The problems or features are in the GCFE design.  This is an explanation of the situation:

1.  The GCFE has a single VDD (3.3V) relative to ground.
2.  The shaping amplifiers are biased off of ground by about 125 mV to improve small signal linearity.
3.  Output amplifiers are included to get full scale amplitude correct but the circuitry to remove the 125 mV bias pedestal created both power and complexity issues according to the chip designers - Dieter Freytag and Gunther Haller.  The useful Range is about 125 mV to 2500 mV.

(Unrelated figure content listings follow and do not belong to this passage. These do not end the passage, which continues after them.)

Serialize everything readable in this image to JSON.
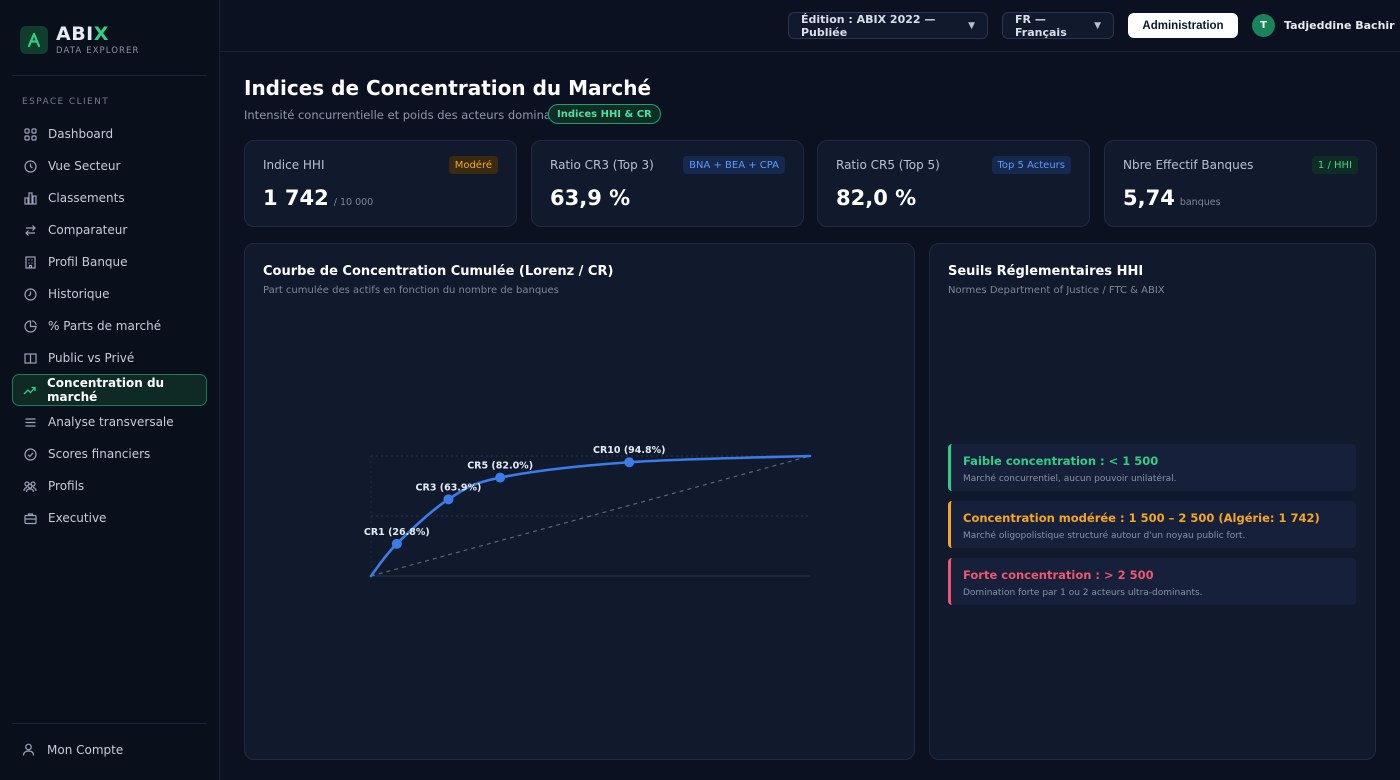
{
  "brand": {
    "name_main": "ABI",
    "name_accent": "X",
    "subtitle": "DATA EXPLORER",
    "logo_letter": "A"
  },
  "sidebar": {
    "section": "ESPACE CLIENT",
    "items": [
      {
        "label": "Dashboard",
        "icon": "grid-icon"
      },
      {
        "label": "Vue Secteur",
        "icon": "clock-icon"
      },
      {
        "label": "Classements",
        "icon": "bar-chart-icon"
      },
      {
        "label": "Comparateur",
        "icon": "swap-icon"
      },
      {
        "label": "Profil Banque",
        "icon": "building-icon"
      },
      {
        "label": "Historique",
        "icon": "history-icon"
      },
      {
        "label": "% Parts de marché",
        "icon": "pie-icon"
      },
      {
        "label": "Public vs Privé",
        "icon": "columns-icon"
      },
      {
        "label": "Concentration du marché",
        "icon": "trend-up-icon",
        "active": true
      },
      {
        "label": "Analyse transversale",
        "icon": "list-icon"
      },
      {
        "label": "Scores financiers",
        "icon": "check-circle-icon"
      },
      {
        "label": "Profils",
        "icon": "users-icon"
      },
      {
        "label": "Executive",
        "icon": "briefcase-icon"
      }
    ],
    "account": "Mon Compte"
  },
  "topbar": {
    "edition": "Édition : ABIX 2022 — Publiée",
    "language": "FR — Français",
    "admin": "Administration",
    "user_initial": "T",
    "user_name": "Tadjeddine Bachir"
  },
  "header": {
    "title": "Indices de Concentration du Marché",
    "subtitle": "Intensité concurrentielle et poids des acteurs dominants",
    "badge": "Indices HHI & CR"
  },
  "kpis": [
    {
      "label": "Indice HHI",
      "tag": "Modéré",
      "value": "1 742",
      "unit": "/ 10 000",
      "tag_color": "#f5a623"
    },
    {
      "label": "Ratio CR3 (Top 3)",
      "tag": "BNA + BEA + CPA",
      "value": "63,9 %",
      "unit": "",
      "tag_color": "#5a9bff"
    },
    {
      "label": "Ratio CR5 (Top 5)",
      "tag": "Top 5 Acteurs",
      "value": "82,0 %",
      "unit": "",
      "tag_color": "#5a9bff"
    },
    {
      "label": "Nbre Effectif Banques",
      "tag": "1 / HHI",
      "value": "5,74",
      "unit": "banques",
      "tag_color": "#3dd68c"
    }
  ],
  "chart_panel": {
    "title": "Courbe de Concentration Cumulée (Lorenz / CR)",
    "subtitle": "Part cumulée des actifs en fonction du nombre de banques"
  },
  "chart_data": {
    "type": "line",
    "x": [
      0,
      1,
      3,
      5,
      10,
      17
    ],
    "y": [
      0,
      26.8,
      63.9,
      82.0,
      94.8,
      100
    ],
    "xlim": [
      0,
      17
    ],
    "ylim": [
      0,
      100
    ],
    "labeled_points": [
      {
        "x": 1,
        "y": 26.8,
        "label": "CR1 (26.8%)"
      },
      {
        "x": 3,
        "y": 63.9,
        "label": "CR3 (63.9%)"
      },
      {
        "x": 5,
        "y": 82.0,
        "label": "CR5 (82.0%)"
      },
      {
        "x": 10,
        "y": 94.8,
        "label": "CR10 (94.8%)"
      }
    ],
    "equality_line": true,
    "line_color": "#3b7de8"
  },
  "thresholds_panel": {
    "title": "Seuils Réglementaires HHI",
    "subtitle": "Normes Department of Justice / FTC & ABIX",
    "items": [
      {
        "title": "Faible concentration : < 1 500",
        "desc": "Marché concurrentiel, aucun pouvoir unilatéral.",
        "color": "#2fcf86"
      },
      {
        "title": "Concentration modérée : 1 500 – 2 500 (Algérie: 1 742)",
        "desc": "Marché oligopolistique structuré autour d'un noyau public fort.",
        "color": "#f5a623"
      },
      {
        "title": "Forte concentration : > 2 500",
        "desc": "Domination forte par 1 ou 2 acteurs ultra-dominants.",
        "color": "#f0566f"
      }
    ]
  }
}
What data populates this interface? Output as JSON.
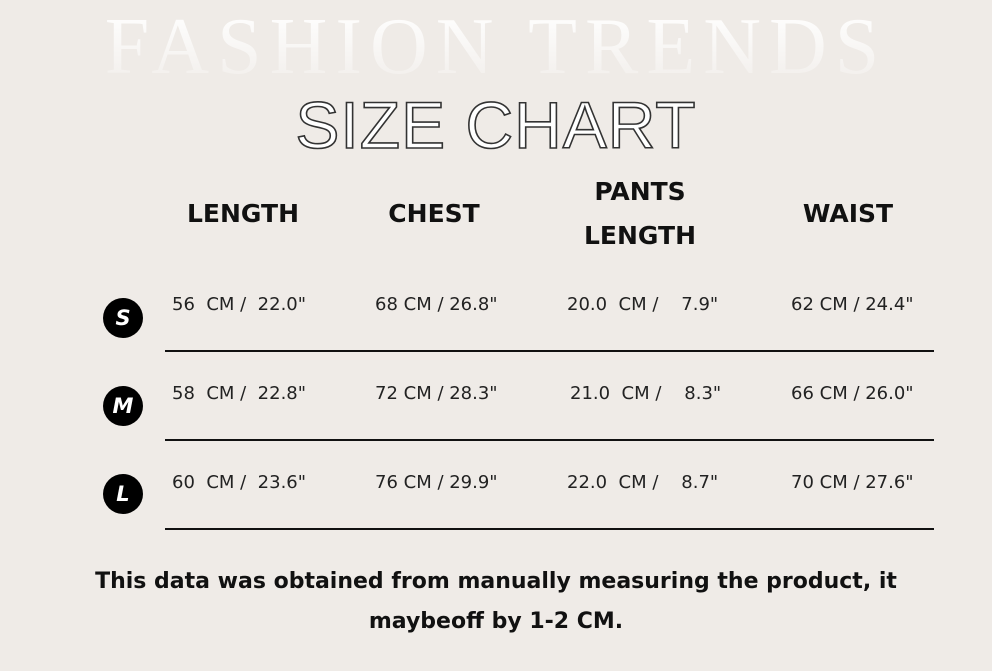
{
  "watermark": "FASHION TRENDS",
  "title": "SIZE CHART",
  "headers": [
    "LENGTH",
    "CHEST",
    "PANTS LENGTH",
    "WAIST"
  ],
  "rows": [
    {
      "size": "S",
      "cells": [
        "56  CM /  22.0\"",
        "68 CM / 26.8\"",
        "20.0  CM /    7.9\"",
        "62 CM / 24.4\""
      ]
    },
    {
      "size": "M",
      "cells": [
        "58  CM /  22.8\"",
        "72 CM / 28.3\"",
        "21.0  CM /    8.3\"",
        "66 CM / 26.0\""
      ]
    },
    {
      "size": "L",
      "cells": [
        "60  CM /  23.6\"",
        "76 CM / 29.9\"",
        "22.0  CM /    8.7\"",
        "70 CM / 27.6\""
      ]
    }
  ],
  "note": "This data was obtained from manually measuring the product, it maybeoff by 1-2 CM.",
  "colors": {
    "background": "#efebe7",
    "text": "#111111",
    "badge": "#000000"
  }
}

4.  The voltage reference for the ADCs is 2500 mV so that full scale out of the GCFE is full scale on the ADC.  However, since the ADC has circuitry to work from 0 mV, our 125 mV baseline (pedestal) results in the loss of the lowest 5% of the ADC.  There is no way to compensate for this without floating something (either ADC or GCFE) relative to ground.  This is not so much a loss of dynamic range but a translation  in ADC space.

5.  For the LEX8 and HEX8 ranges, this pedestal gets even worse because it is transferred thru switched capacator amplification circuit with varying leakage currents and switching characteristics that cause dramatic variation in LEX8 and HEX8 pedestal values from chip to chip.  LEX8/HEX8 pedestals vary in the range of 200 to 800 ADC tics (~ 100 to 400 mV).  The LEX1 and HEX1 pedestals are much better behaved around 200 ADC tics.

6.  The dynamic range for CAL is limited by noise on the low end and by overall system gain at the high end.   The original design was to get to 100 GeV in a single log.  Two things intervened after that - the CAL log got thinner (15%) and the light yield of the CDEs turned out to be 30 - 40% higher than expected.  By selecting the lowest commandable gain on the GCFE we get to around 70GeV.  Simulations show that this is mostly OK.

I believe that we want to be able to measure the full pedestal distribution - it's a good measure for tracking the noise.